The Albert Schweitzer Fellowship announced last week the selection of the 2011-12 class of New Orleans Schweitzer Fellows. Samuel Bradley, music therapy graduate student at Loyola University New Orleans, was selected as one of the 12 who will partner with community-based organizations developing and implementing yearlong, mentored service projects addressing health disparities throughout New Orleans.
Bradley will implement a music therapy program at the Pre-college Incubation Experience for Majoring in Math and the Natural Sciences. There, he will work with minority adolescents at improving conflict resolution skills. He joins approximately 250 other Schweitzer Fellows at 13 program sites throughout the United States.
“Being selected as a fellow is an incredible honor,” said Bradley. “It solidifies for me that I was correct in my undergraduate and graduate decision to attend Loyola. It is in attending Loyola that I felt the call to social justice causes championed by the ASF and ultimately my inclusion as an Albert Schweitzer Fellow.”
“Due to the passage of the Affordable Care Act, an estimated 32 million previously uninsured people will soon be entering our country’s health care system for the first time,” says ASF Executive Director Sylvia Stevens-Edouard. “Now more than ever, it is essential that we focus on developing a multidisciplinary pipeline of health professionals who have the dedication, skills, and cultural competency to effectively meet the health needs of these and other underserved people.”

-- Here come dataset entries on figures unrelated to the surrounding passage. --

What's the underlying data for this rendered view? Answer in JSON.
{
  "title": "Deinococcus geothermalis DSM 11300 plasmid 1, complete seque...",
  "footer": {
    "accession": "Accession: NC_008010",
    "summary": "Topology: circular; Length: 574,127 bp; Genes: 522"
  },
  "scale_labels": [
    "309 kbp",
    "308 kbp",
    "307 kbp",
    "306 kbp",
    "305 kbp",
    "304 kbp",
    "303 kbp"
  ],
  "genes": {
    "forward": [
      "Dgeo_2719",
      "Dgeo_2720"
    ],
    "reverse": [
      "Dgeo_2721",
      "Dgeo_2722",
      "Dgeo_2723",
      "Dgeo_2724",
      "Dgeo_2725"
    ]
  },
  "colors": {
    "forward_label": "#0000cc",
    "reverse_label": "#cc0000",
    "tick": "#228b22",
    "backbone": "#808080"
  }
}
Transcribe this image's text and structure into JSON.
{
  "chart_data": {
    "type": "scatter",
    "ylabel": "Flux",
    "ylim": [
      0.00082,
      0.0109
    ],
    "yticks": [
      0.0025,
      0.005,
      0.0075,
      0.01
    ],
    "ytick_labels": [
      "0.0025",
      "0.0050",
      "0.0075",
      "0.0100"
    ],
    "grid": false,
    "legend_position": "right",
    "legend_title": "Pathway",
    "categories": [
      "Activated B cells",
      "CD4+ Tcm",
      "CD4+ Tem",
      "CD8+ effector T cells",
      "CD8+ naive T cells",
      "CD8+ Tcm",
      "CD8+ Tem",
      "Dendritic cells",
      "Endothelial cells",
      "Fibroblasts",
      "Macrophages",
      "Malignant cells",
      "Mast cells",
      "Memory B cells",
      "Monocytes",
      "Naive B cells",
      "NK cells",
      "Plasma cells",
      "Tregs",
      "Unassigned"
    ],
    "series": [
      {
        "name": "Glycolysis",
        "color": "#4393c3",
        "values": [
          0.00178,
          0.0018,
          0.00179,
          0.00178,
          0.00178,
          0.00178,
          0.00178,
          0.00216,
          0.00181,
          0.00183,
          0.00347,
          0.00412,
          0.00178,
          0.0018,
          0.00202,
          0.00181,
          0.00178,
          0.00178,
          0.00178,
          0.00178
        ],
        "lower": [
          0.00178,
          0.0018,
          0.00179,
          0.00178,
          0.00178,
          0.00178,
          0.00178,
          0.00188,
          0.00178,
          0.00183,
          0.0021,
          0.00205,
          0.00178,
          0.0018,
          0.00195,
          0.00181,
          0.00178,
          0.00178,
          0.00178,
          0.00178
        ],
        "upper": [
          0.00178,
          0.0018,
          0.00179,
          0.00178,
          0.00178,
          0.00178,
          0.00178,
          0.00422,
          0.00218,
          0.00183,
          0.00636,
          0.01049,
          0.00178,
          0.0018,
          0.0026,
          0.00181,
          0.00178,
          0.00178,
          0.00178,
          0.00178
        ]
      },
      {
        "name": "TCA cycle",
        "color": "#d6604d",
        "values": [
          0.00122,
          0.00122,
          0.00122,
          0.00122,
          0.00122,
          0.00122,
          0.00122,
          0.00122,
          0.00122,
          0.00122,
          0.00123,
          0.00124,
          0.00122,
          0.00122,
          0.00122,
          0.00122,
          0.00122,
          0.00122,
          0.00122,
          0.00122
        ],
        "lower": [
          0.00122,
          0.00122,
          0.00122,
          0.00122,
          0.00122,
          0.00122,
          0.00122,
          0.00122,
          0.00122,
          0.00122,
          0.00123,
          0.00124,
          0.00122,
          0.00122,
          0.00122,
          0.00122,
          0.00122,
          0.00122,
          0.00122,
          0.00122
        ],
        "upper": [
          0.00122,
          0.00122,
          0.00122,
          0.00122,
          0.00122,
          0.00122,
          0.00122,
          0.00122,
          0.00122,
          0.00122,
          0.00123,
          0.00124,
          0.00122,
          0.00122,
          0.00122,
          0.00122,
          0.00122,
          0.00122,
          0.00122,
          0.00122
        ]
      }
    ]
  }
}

Upon completion of their initial year, the fellows will join a vibrant network of more than 2,000 Schweitzer alumni or “Fellows for Life” who are skilled in, and committed to, addressing the health needs of underserved people throughout their professional careers. Nearly 100 percent of “Fellows for Life” say that their ASF experience is integral to sustaining their commitment to serve the underserved.